Se “Aquarius” fosse um western e se passasse no pampa gaúcho em lugar de Recife, talvez esse filme fosse RIFLE, segundo longa de Davi Pretto. Trata-se, aqui também, de uma resistência solitária às investidas da especulação imobiliária, mesmo contra o oferecimento de vantagens pecuniárias. Como o filme estrelado por Sonia Braga, RIFLE é também um estudo de personagem dentro de certa paisagem. Mas aí é que começam as grandes diferenças.
Dione (Dione Avila de Oliveira, recrutado no local para atuar) é rapaz órfão que vive com uma família camponesa perto da fronteira do Uruguai. A primeira demonstração de interesse do capital nas terras onde ele mora já lhe desperta a semente de uma fúria a ser canalizada posteriormente com o rifle. Aos poucos, verificamos que seu antagonismo se dirige, para além dos especuladores, a tudo aquilo que para ele representa um mundo rico, moderno e predador, do qual se sente radicalmente apartado. Os carros são os ícones da invasão, enquanto o rifle sintetiza o eixo singular de uma vingança.
O filme desenvolve essa equação com um controle impressionante de atmosfera visual e auditiva, explorando a horizontalidade do pampa em long shots imersivos e colocando as sonoridades do lugar a serviço da caracterização emocional de Dione. À medida que o vingador abre seu foco e se lança no aleatório, a alça de mira assume o ponto de vista dominante e o ruído dos tiros ribomba de maneira apocalíptica. Não me lembro de já ter sentido tanto suspense ante uma arma prestes a disparar.

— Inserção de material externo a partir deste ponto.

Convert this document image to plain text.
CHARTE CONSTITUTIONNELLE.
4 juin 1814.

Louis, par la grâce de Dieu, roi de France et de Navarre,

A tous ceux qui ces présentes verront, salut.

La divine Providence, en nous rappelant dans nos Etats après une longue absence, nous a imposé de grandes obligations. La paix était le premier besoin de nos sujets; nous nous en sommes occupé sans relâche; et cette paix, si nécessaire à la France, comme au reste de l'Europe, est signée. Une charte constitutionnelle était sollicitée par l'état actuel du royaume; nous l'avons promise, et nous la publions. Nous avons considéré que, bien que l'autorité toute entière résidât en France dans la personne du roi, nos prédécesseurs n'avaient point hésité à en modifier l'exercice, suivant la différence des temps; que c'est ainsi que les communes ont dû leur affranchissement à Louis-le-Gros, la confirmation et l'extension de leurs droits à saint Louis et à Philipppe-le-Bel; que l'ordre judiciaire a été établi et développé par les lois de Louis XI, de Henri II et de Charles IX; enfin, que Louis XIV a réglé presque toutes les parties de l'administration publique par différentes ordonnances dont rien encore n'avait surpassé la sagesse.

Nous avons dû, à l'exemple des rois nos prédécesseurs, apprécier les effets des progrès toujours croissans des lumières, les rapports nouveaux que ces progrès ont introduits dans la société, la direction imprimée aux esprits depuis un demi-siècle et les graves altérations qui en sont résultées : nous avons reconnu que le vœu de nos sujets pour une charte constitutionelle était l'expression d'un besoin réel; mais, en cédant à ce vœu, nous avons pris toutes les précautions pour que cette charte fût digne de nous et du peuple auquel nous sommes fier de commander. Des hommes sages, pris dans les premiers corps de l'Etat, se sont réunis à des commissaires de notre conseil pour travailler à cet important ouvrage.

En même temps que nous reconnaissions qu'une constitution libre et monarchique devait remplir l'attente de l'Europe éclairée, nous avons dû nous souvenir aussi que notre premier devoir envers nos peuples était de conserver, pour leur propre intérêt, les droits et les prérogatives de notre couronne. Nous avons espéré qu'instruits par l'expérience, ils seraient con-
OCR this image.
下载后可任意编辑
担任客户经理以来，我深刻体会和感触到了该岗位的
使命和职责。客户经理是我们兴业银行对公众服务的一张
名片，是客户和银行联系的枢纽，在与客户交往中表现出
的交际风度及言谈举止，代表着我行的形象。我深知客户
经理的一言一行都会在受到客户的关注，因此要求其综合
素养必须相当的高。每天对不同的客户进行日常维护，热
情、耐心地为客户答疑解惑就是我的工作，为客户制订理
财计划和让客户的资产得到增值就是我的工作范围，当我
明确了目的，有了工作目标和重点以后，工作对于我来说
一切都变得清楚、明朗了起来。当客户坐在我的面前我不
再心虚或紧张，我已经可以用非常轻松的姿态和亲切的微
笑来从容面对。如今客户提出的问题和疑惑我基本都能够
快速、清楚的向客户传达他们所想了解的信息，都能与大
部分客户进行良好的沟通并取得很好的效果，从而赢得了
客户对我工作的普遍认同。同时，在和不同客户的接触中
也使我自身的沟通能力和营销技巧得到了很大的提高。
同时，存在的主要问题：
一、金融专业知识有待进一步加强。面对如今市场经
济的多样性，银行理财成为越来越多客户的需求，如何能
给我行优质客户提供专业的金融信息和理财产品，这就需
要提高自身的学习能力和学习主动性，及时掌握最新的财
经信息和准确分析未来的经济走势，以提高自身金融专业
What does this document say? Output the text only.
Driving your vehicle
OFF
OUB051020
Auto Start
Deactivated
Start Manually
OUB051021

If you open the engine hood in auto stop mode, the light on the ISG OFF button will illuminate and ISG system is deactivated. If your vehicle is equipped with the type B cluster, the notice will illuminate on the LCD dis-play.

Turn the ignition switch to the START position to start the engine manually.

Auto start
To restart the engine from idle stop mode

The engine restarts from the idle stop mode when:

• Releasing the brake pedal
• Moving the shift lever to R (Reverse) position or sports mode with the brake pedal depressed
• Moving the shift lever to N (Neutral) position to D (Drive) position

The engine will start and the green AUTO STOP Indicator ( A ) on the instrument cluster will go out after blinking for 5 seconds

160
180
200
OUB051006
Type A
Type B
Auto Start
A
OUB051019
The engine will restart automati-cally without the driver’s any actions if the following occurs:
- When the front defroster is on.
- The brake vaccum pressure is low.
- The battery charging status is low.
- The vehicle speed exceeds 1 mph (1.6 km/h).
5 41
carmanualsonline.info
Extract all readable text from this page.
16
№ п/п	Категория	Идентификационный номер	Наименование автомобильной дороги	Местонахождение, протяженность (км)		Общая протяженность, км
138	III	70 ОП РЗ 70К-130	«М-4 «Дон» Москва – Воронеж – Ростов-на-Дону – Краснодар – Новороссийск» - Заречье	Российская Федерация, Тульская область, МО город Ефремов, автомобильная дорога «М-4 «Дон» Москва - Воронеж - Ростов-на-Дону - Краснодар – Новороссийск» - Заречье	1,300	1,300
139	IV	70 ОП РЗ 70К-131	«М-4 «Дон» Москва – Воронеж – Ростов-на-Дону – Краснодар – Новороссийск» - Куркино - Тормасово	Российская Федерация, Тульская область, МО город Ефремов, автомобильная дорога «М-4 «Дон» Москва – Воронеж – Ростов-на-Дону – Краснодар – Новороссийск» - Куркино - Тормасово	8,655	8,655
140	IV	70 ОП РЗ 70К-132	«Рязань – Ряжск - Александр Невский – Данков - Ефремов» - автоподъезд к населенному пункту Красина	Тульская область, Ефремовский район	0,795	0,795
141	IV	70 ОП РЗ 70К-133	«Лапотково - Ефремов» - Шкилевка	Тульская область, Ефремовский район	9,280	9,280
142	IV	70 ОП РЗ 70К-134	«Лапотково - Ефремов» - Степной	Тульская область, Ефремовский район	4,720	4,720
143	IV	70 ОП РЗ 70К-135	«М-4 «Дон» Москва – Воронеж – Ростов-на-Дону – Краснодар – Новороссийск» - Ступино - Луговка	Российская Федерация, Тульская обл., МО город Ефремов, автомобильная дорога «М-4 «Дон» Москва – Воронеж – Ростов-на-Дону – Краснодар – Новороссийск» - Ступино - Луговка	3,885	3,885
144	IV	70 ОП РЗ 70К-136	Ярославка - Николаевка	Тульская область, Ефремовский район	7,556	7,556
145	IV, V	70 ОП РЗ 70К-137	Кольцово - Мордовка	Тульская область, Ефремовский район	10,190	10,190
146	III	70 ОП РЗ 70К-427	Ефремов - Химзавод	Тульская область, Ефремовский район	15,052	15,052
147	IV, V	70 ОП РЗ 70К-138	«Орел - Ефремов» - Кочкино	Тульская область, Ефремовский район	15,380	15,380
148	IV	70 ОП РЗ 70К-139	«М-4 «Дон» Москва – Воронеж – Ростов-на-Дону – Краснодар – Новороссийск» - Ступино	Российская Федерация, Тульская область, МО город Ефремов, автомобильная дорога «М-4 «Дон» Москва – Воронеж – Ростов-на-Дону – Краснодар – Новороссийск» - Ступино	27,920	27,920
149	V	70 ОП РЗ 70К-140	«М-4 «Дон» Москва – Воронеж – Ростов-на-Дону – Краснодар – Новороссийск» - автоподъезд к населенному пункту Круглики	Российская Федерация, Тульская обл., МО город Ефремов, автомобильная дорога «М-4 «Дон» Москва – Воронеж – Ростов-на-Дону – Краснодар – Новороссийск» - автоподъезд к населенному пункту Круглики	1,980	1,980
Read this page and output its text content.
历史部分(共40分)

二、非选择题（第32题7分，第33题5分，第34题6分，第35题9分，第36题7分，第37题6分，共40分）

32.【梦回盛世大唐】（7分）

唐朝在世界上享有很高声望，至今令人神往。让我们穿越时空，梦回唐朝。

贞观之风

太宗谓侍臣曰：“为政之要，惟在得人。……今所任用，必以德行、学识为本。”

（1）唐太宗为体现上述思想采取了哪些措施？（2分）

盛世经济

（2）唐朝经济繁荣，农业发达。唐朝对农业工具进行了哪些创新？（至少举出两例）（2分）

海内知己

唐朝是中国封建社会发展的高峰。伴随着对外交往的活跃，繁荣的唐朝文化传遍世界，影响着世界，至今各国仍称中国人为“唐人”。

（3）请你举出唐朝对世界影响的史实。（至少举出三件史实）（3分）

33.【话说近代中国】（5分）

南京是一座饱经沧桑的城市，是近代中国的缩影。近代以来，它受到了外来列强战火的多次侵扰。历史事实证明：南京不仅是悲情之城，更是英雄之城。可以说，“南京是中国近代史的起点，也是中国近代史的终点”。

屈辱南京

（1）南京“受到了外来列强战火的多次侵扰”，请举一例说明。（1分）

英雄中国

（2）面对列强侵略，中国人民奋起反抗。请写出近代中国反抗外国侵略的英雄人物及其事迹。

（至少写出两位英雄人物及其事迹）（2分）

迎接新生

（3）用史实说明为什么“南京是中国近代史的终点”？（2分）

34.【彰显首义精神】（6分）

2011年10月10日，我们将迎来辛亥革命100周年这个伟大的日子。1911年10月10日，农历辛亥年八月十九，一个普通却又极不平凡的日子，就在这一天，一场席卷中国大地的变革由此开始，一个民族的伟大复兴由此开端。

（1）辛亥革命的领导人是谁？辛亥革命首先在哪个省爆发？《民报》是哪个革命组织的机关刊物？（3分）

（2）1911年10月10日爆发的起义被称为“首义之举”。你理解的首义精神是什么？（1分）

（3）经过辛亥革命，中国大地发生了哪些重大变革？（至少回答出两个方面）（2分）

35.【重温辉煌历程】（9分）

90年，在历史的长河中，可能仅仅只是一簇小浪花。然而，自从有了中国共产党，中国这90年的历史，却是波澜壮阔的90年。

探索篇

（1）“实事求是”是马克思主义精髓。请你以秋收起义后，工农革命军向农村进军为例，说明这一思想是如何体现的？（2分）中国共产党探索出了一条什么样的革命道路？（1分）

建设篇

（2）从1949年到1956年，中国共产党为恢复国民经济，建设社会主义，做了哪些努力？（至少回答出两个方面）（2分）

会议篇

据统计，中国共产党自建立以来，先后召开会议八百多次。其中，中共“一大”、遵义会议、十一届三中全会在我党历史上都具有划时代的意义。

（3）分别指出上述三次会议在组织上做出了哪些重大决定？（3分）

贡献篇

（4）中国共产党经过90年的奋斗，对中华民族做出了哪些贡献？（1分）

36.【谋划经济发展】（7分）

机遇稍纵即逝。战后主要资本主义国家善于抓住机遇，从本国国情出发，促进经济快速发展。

Davi Pretto vem de uma pequena consagração com seu semidocumentário “Castanha”, sobre um ator e transformista acossado pela solidão e os impasses da vida. Achei esse filme superestimado, mas RIFLE me deixou boquiaberto, na certeza de estar diante de um cineasta poderoso. Chamam atenção os agradecimentos nos créditos finais a John Ford e Abbas Kiarostami. Imaginar um filme que faça convergir essas duas vertentes é uma boa maneira de se aproximar de RIFLE.